In California, a new state law that took effect earlier this year is pitting cities against each other in a fierce debate over immigration.
By Samantha Raphelson, Jeremy Hobson, and Chris Bentley
SB 54, called the California Values Act, essentially makes California a sanctuary state by limiting how much local law enforcement can cooperate with federal authorities to enforce immigration law. It has divided the state, with some cities embracing the sanctuary law and other cities actively defying the state.
“This is an issue that I take very personally because I am the youngest child of a single immigrant mother with a third-grade education,” says state Sen. Kevin de León, who wrote the law. “I wanted to make sure that our local police officers, our sheriffs, were not a cog in the Trump deportation machine, separating innocent mothers from their children and children from their fathers.”
Cities that are complying with California’s sanctuary law argue it is not up to local police to enforce immigration law, says David Benavides, a member of the city council in Santa Ana, one of several cities in California’s Orange County embroiled in this debate.
“If you quote-unquote broke the law by coming to this country to work where there’s work aplenty, that’s not something that I see that the city should be looking to arrest somebody for,” he says.
Los Alamitos opts out
But the Trump administration has sued California, claiming the law violates the Constitution and puts police officers and the public in danger.
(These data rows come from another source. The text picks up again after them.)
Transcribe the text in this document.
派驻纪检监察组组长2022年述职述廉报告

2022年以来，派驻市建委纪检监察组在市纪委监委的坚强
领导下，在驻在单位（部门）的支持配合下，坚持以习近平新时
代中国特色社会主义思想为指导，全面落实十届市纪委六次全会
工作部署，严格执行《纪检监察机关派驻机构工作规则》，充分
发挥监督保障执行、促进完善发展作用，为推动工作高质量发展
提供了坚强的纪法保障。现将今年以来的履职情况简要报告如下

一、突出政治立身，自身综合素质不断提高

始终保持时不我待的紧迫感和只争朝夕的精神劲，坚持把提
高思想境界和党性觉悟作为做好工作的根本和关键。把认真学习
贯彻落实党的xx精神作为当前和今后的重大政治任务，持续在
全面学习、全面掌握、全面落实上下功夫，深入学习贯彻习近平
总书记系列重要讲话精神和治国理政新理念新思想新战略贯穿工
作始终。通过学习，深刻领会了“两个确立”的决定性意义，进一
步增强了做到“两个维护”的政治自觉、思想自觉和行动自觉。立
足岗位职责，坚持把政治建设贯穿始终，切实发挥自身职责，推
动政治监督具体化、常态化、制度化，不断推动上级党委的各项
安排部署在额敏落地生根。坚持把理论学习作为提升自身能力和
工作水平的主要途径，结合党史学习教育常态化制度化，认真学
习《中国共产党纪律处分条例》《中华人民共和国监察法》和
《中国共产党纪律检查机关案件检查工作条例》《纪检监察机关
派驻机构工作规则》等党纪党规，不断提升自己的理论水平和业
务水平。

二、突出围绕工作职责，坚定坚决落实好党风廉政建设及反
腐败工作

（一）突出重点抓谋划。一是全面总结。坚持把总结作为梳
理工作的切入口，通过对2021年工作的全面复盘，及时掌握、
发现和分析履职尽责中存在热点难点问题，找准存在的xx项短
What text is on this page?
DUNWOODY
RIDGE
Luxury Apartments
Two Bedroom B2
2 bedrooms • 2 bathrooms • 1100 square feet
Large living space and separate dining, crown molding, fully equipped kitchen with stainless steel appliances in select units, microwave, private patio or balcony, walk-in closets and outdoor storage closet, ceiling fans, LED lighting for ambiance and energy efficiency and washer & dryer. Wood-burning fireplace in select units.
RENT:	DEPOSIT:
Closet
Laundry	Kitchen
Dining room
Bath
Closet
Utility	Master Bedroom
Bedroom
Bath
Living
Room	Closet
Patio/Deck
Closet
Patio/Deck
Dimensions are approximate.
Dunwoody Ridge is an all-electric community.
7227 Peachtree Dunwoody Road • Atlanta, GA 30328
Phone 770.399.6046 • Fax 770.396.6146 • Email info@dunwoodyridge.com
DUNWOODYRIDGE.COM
At least 14 California cities also have joined the sanctuary revolt. The legal battle kicked off in the small Orange County city of Los Alamitos, which voted to opt out of the law in March.
The American Civil Liberties Union sued Los Alamitos in response, writing in its lawsuit that “California law does not allow local officials to unilaterally declare a state law unconstitutional and decline to follow it on that basis.”